The Introductory Statistics Courses

The Institute offers a full sequence of introductory courses in statistics, plus a single course that is a survey of basic topics. These courses have been developed and taught by leading authorities on teaching statistics with the needs of the introductory student in mind. Our goal is real understanding, not cookbook learning, and even the most anxious novice (as well as the expert!) will benefit from our rich array of courses that provide a bit of repetition and overlap, as well as multiple perspectives on a sometimes difficult topic.


Credit
The American Council on Education (ACE) has approved two of these courses, Statistics 1 and Statistics 2 (together they constitute the equivalent of an undergraduate introductory course in statistics), as part of its "credit recommendation service." Learn how it works here. If you enroll with ACE, you will receive marks on homework and a scheduled final exam (learn more about the exam process here). If you pass both Statistics 1 and Statistics 2, you will receive a transcript from the Institute, via ACE.  Note that whether an introductory statistics course is accepted for credit at a given institution is the decision of that institution.


If you do not need academic credit, but still need to show that you took these courses, you can obtain a "Record of Completion" directly from the Institute. Records of completion confer "continuing education credits" (CEU´s), not academic credit. They require successfully completing the course (which includes the homework, but not a final exam - the final exam is required only if you are seeking academic credit via ACE).

NOTE: the introductory courses may not be taken out of sequence, or simultaneously, for any reason.

 

The Introductory Course Sequence - begins every month

Statistics 1 - Probability and Study Design and Statistics 2 - Inference and Association:

Taken together, these two courses provide the equivalent of an undergraduate semester course in statistics. The American Council on Education (ACE) has reviewed these two courses and recommends that they be recognized as the equivalent of a 3 credit undergraduate course in statistics. This is part of the "credit recommendation service" of ACE; click here for instructions on obtaining academic credit. 

Prerequisite: None
Placement test (optional):  click here if you have taken statistics before and think you don't need to start at the beginning.
Who should take these courses: You should take these courses if you require the equivalent of an undergraduate course in introductory statistics, or if you are planning to take additional courses at The Institute.

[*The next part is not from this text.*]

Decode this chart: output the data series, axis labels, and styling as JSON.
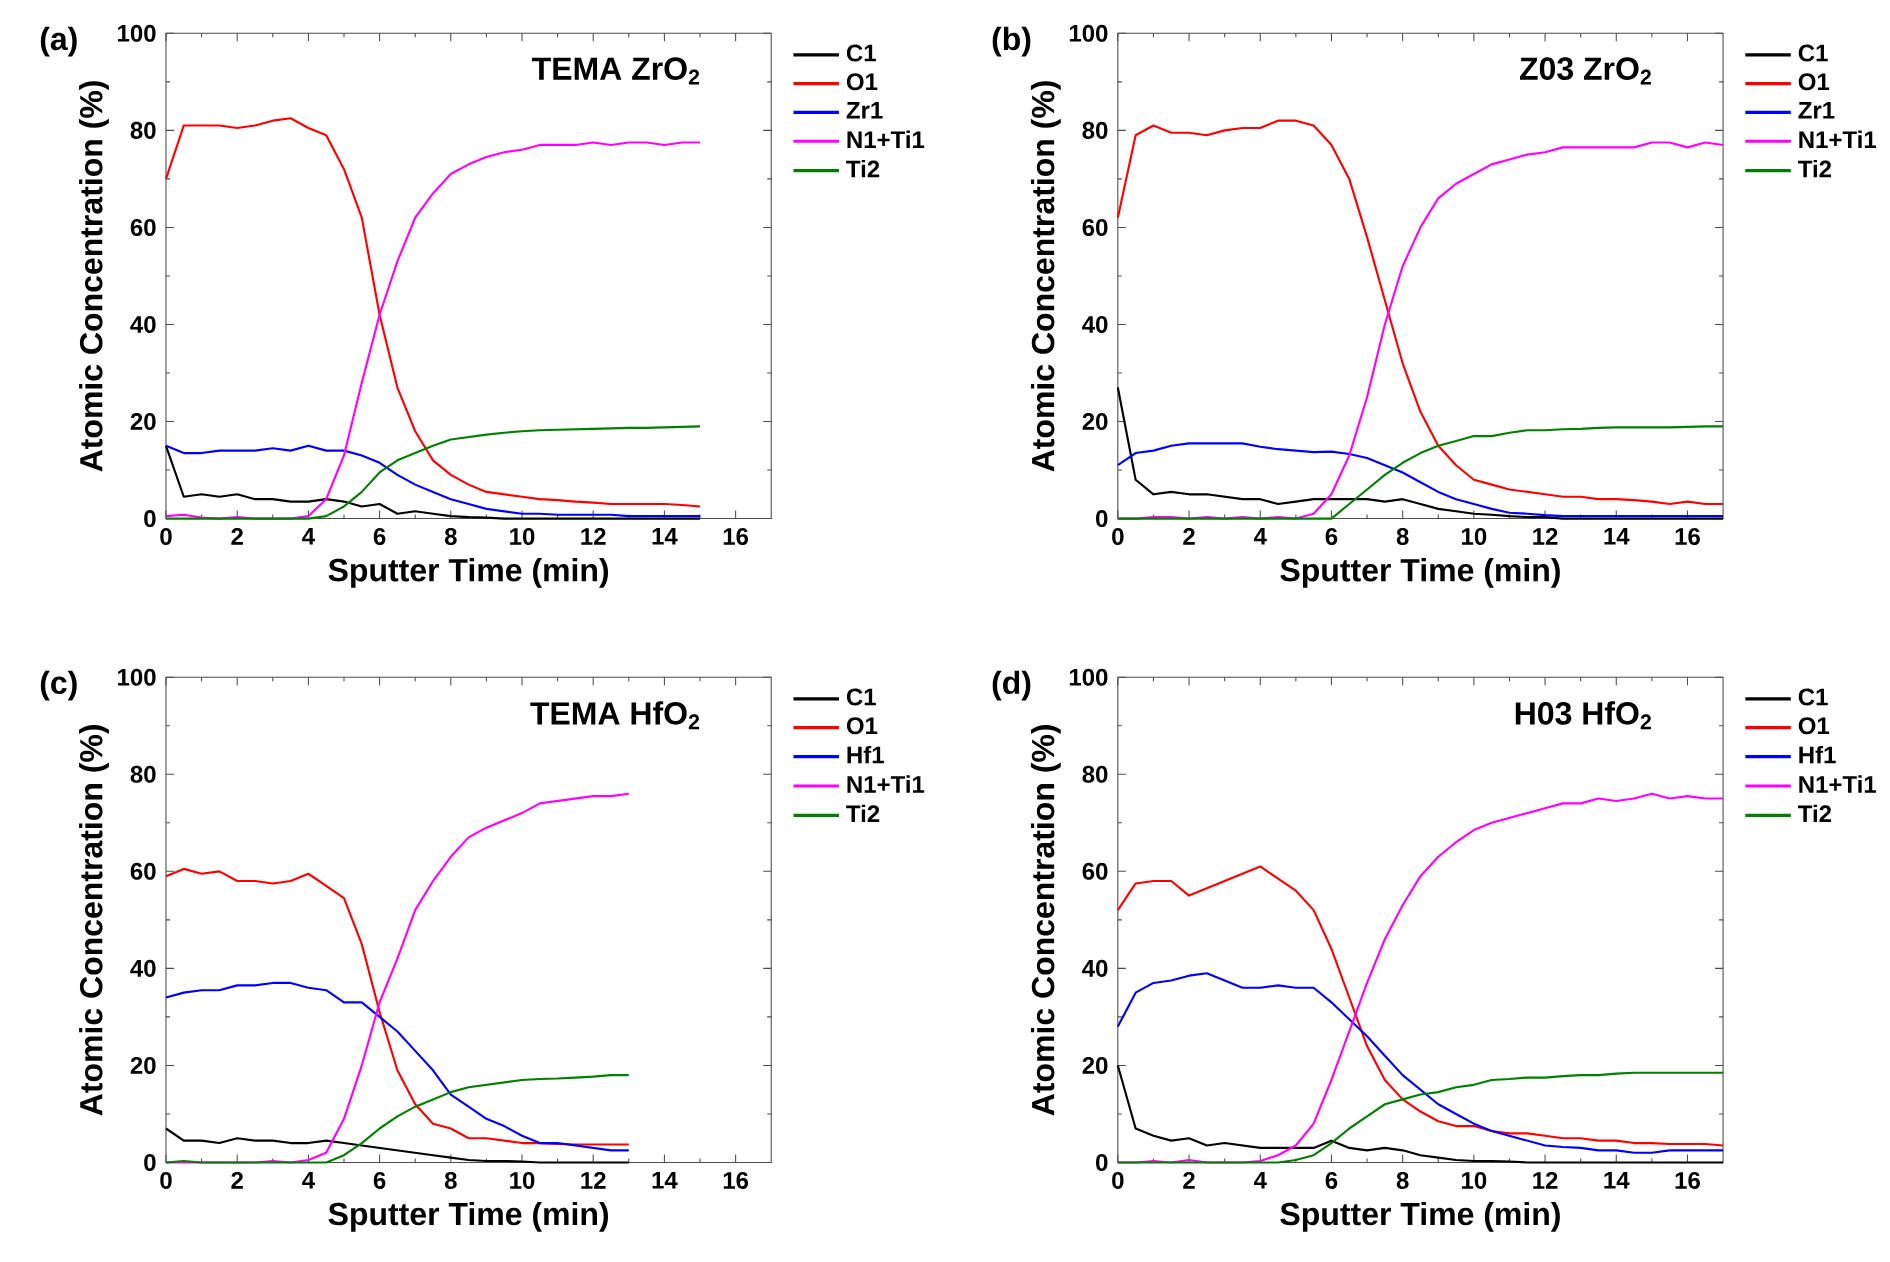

Statistics 3 - ANOVA and Regression:

This course covers ANOVA and multiple linear regression. This course should be taken by anyone planning to progress to additional Statistics.com courses.
Prerequisite: You should be familiar with the material covered in Statistics 1 and Statistics 2.
Placement test (optional): click here if you have taken statistics before and think you don't need to start at the beginning.
Who should take this course: You should take this course if you are moving onto more advanced Statistics.com courses. This course is also suited to anyone who has been drafted into teaching an introductory statistics course without much background in statistics.

 

More Introductory Courses

Introduction to Resampling:

Inferential statistics (hypothesis testing and confidence intervals) is, at its core, all about the behavior of samples drawn from larger, hypothetical populations. This course approaches this often confusing subject from an entirely empirical and user-friendly perspective: take lots of samples (by computer) and see how they behave.
Prerequisite: None
Who should take this course: Students learning statistics who want an understanding and appreciation of hypothesis tests and confidence intervals that is both deeper and easier-to-understand than that gained from a traditional formula approach

Designing Valid Statistical Studies:
This online course, "Designing Valid Statistical Studies" covers the issues that need to be addressed in order for a study to produce statistically valid conclusions.   We mainly deal with statistical study designs that are not experiments, and are used with observational data.  We use examples mainly from the epidemiology literature, which is where the methodology of observational studies has been used and developed, but the principles apply to any study based on observational data.
Prerequisite: While not strictly required, we recommend taking the Institute's introductory statistics sequence first, as this will enable you to continue with additional Institute courses directly upon completing this course.    The mathematics level in this course is basic algebra.
Who should take this course: Researchers who need to design, or review the designs of, statistical studies.